The clearest similarity between both texts is that both writers explore the morality of sexual
relationships through their characters engaging in sanctioned and justified ones for their own
happiness. Yet By doing so both writers underline the blatant hypocrisy that lies within
society that deems male sexual relationships to be ‘moral’ and oppose female ones, even if
they are morally justified. This is best embodied by the eponymous character of the duchess
who Webster highlights is morally entitled to happiness which for her, is in the form of a
husband. Although her sexual relationship is invariably moral and permitted with legal
foundations as ‘she slips the ring upon his finger’ which would satiate Elizabethan canon
law.
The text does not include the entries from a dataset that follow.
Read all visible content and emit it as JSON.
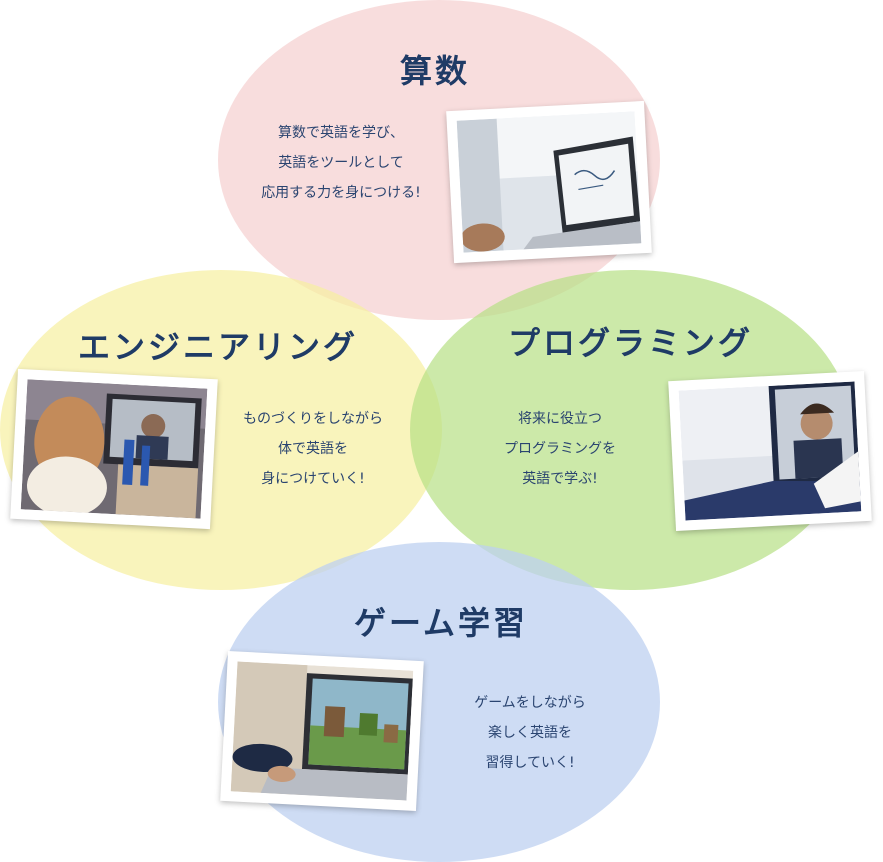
{
  "sections": {
    "math": {
      "title": "算数",
      "lines": [
        "算数で英語を学び、",
        "英語をツールとして",
        "応用する力を身につける!"
      ],
      "color": "#f8dcdc"
    },
    "engineering": {
      "title": "エンジニアリング",
      "lines": [
        "ものづくりをしながら",
        "体で英語を",
        "身につけていく!"
      ],
      "color": "#f7f2a8"
    },
    "programming": {
      "title": "プログラミング",
      "lines": [
        "将来に役立つ",
        "プログラミングを",
        "英語で学ぶ!"
      ],
      "color": "#c8e8a0"
    },
    "game": {
      "title": "ゲーム学習",
      "lines": [
        "ゲームをしながら",
        "楽しく英語を",
        "習得していく!"
      ],
      "color": "#cad8f2"
    }
  },
  "icons": {
    "math_photo": "child-drawing-on-laptop-photo",
    "engineering_photo": "girl-video-call-building-photo",
    "programming_photo": "teacher-video-call-photo",
    "game_photo": "minecraft-on-laptop-photo"
  }
}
As a protestant, Webster draws upon the religious context of Jacobean society where
the idea of a ‘compassionate marriage’ in Protestantism permitted a man and woman to wed
with the simple declaration of marriage. Although her sexual relationship is morally and
legally justified, Webster underlines how society and indeed her brothers ‘practised their
tyranny’ by declaring her a ‘notorious strumpet’ who is ‘loose in’the hills’ after she disobeys
their ‘terrible good counsel’ of ‘not to marry again’. The character of the duchess resonates
with King James’s cousin Lady Arabella Stuart who in 1610 was imprisoned in the tower for
engaging in a sexual and clandestine affair with William Seymour until her demise in 1615.
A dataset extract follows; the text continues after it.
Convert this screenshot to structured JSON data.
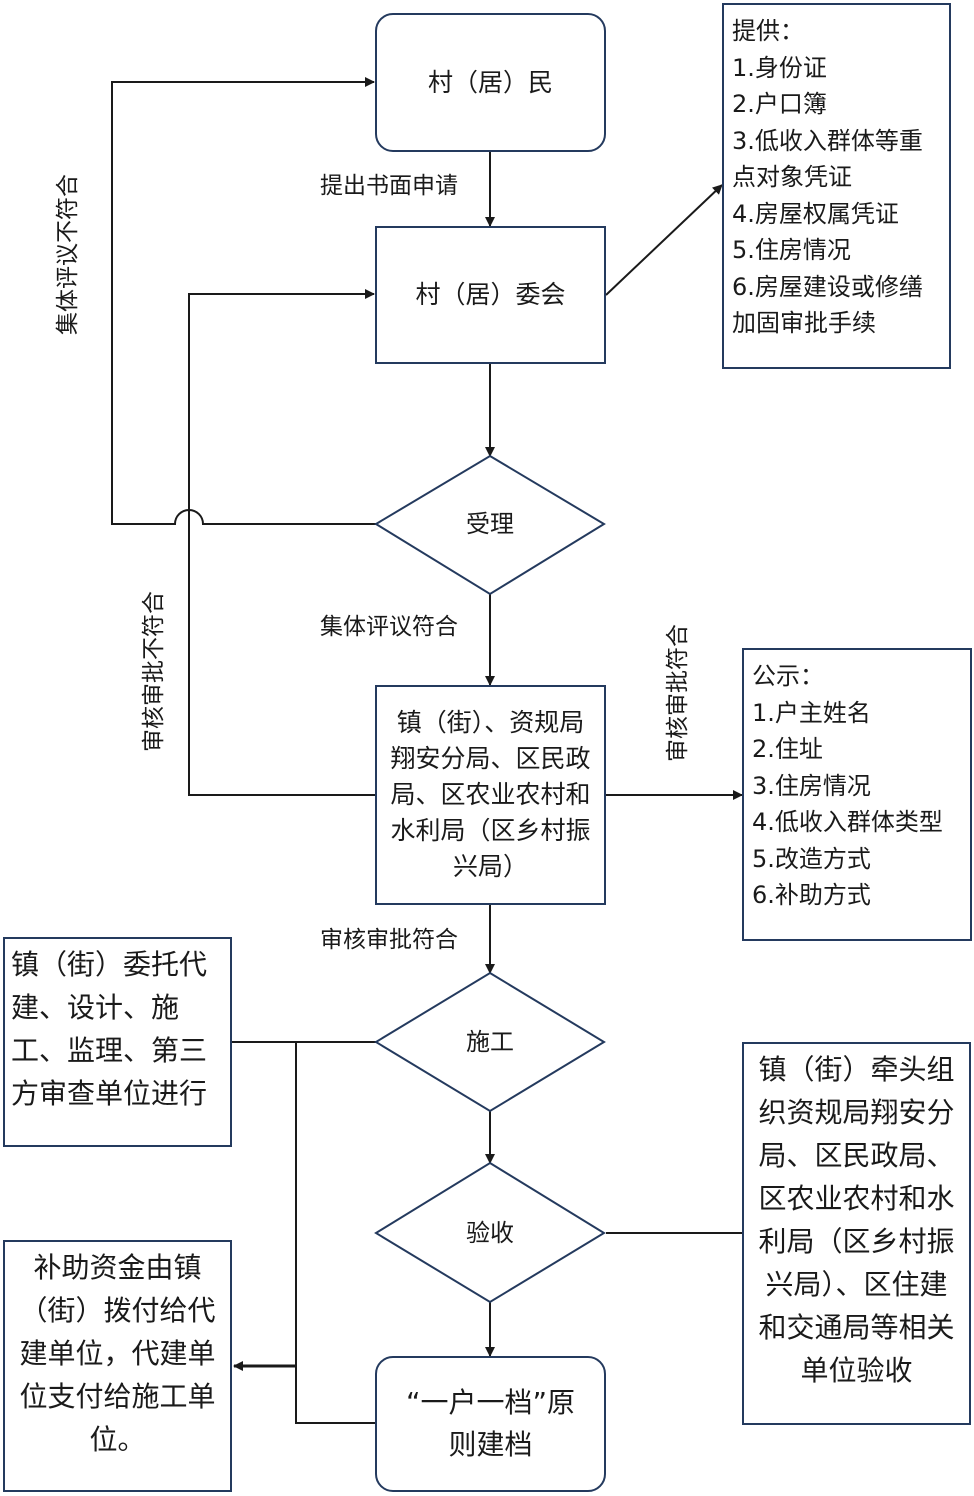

This serves as the epitome of the corrupt attitude that Jacobean social and indeed
monarchical institutions had towards female sexual relationships where they clearly labelled
them to be immoral. Webster clearly criticises both the cardinal and Ferdinand and indirectly
criticises the inherent corruption within the Jacobean court. Dympna Callaghan suggests that
‘the court of Amalfi presents in miniature the court of Whitehall’ and as such Webster seeks
to explore the morality of sexual relationships as a means to criticise the Jacobean social
order and its attitude towards sexual relationships. This is echoed by Sean McEvoy who
highlights that the duchess’s tragedy is ‘the fault of those who run the society around her’ as
she is punished quite innocently, for a morally justified reaction. In many ways this would
justify the proposition that “Good writing about sexual relationships is invariably moral’ as
Webster would agree to inform his Jacobean audience that attitudes towards female sexual
relationships just like men’s, are moral.